Instructor: Roy E. Welsch, Professor of Statistics and Management Science and Engineering Systems, MIT

GIS interfaces, such as Google Maps, have become indispensable in our lives, and they are also a powerful tool for research. We can obtain different types of numerical data from the map, and even get a 3D model of buildings. However, I believe there is still one types of data that cannot be directly acquired from the GIS system—the distribution and characterization of trees and plants in a certain area.

In this project, my goal was to develop a visualize interface to distinguish the green areas on the map, and to find a way to evaluate the quality of that environment. I divided the process into three parts: distinguishing trees from the map, simplifying and classifying data, and creating the user interface. Although I used the very common regression tree model to separate colors from Google Maps, I also developed my own algorithms to cluster the trees for higher computational efficiency and proper classification.

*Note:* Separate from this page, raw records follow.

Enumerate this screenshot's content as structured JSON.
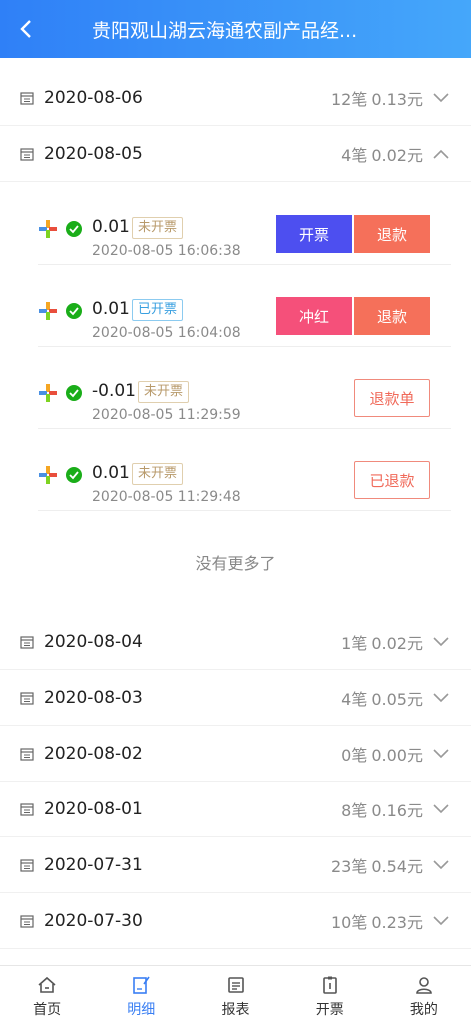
{
  "header": {
    "title": "贵阳观山湖云海通农副产品经..."
  },
  "days_top": [
    {
      "date": "2020-08-06",
      "count": "12笔",
      "amount": "0.13元",
      "expanded": false
    },
    {
      "date": "2020-08-05",
      "count": "4笔",
      "amount": "0.02元",
      "expanded": true
    }
  ],
  "transactions": [
    {
      "amount": "0.01",
      "status": "未开票",
      "time": "2020-08-05 16:06:38",
      "buttons": [
        "开票",
        "退款"
      ]
    },
    {
      "amount": "0.01",
      "status": "已开票",
      "time": "2020-08-05 16:04:08",
      "buttons": [
        "冲红",
        "退款"
      ]
    },
    {
      "amount": "-0.01",
      "status": "未开票",
      "time": "2020-08-05 11:29:59",
      "buttons": [
        "退款单"
      ]
    },
    {
      "amount": "0.01",
      "status": "未开票",
      "time": "2020-08-05 11:29:48",
      "buttons": [
        "已退款"
      ]
    }
  ],
  "no_more_text": "没有更多了",
  "days_bottom": [
    {
      "date": "2020-08-04",
      "count": "1笔",
      "amount": "0.02元"
    },
    {
      "date": "2020-08-03",
      "count": "4笔",
      "amount": "0.05元"
    },
    {
      "date": "2020-08-02",
      "count": "0笔",
      "amount": "0.00元"
    },
    {
      "date": "2020-08-01",
      "count": "8笔",
      "amount": "0.16元"
    },
    {
      "date": "2020-07-31",
      "count": "23笔",
      "amount": "0.54元"
    },
    {
      "date": "2020-07-30",
      "count": "10笔",
      "amount": "0.23元"
    }
  ],
  "tabbar": [
    {
      "label": "首页",
      "icon": "home-icon",
      "active": false
    },
    {
      "label": "明细",
      "icon": "detail-icon",
      "active": true
    },
    {
      "label": "报表",
      "icon": "report-icon",
      "active": false
    },
    {
      "label": "开票",
      "icon": "invoice-icon",
      "active": false
    },
    {
      "label": "我的",
      "icon": "user-icon",
      "active": false
    }
  ],
  "colors": {
    "header_start": "#2f80f7",
    "header_end": "#45a7fa",
    "tab_active": "#3a7ff3",
    "btn_issue": "#4d4ff0",
    "btn_refund": "#f5705a",
    "btn_reverse": "#f5507a"
  }
}
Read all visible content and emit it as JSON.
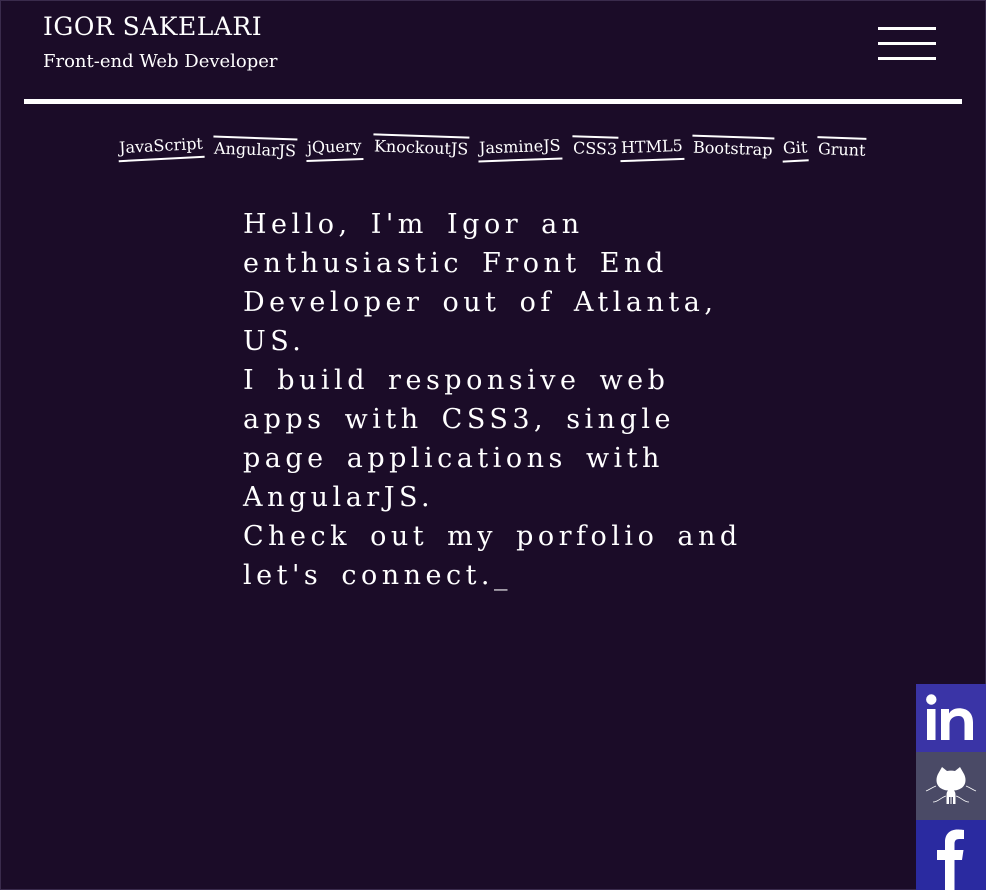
{
  "header": {
    "name": "IGOR SAKELARI",
    "subtitle": "Front-end Web Developer"
  },
  "skills": [
    "JavaScript",
    "AngularJS",
    "jQuery",
    "KnockoutJS",
    "JasmineJS",
    "CSS3",
    "HTML5",
    "Bootstrap",
    "Git",
    "Grunt"
  ],
  "intro": {
    "line1": "Hello, I'm Igor an enthusiastic Front End Developer out of Atlanta, US.",
    "line2": "I build responsive web apps with CSS3, single page applications with AngularJS.",
    "line3": "Check out my porfolio and let's connect._"
  },
  "social": [
    {
      "icon": "linkedin-icon",
      "color": "#3a34a6"
    },
    {
      "icon": "github-icon",
      "color": "#4a4a66"
    },
    {
      "icon": "facebook-icon",
      "color": "#2a2aa0"
    }
  ],
  "colors": {
    "background": "#1b0c28",
    "text": "#ffffff"
  }
}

1. Distinguish the Green Area

My goal in the first step was to obtain data from Google Maps and build a classification model to distinguish the green areas.

2. Cluster Data

The green data now only contain the positions and colors. For further exploration of the green data in the area, we need to cluster and simplify them by their coordinates. I have tried different unsupervised learning algorithms to cluster the data, but they didn't work well. Therefore, I wrote a rule-based algorithm to identify the connection between pixels and successfully clustered the green areas.

3. Simplify Data

Although we already have clusters that can be used to further analysis, the amount of data is still too large. Clearly, the pixels inside each cluster are redundant, and some of the clusters have thousands of pixels. If we could remove these pixels, the amount of data would be several times smaller. Fortunately, one of the properties of my clustering algorithm is that every cluster is a continuous set of grid points. Therefore, when we walk along the outside boundary of a cluster, we can generate the bounding polygon for it (see diagram below). The idea to achieve this "walking" was also to analyze the basic patterns that would happen during the process:

4. User Interface

In the final step, I created a user interface in the computer drawing software that can calculate and visualize the information in real-time using the pre-generated data.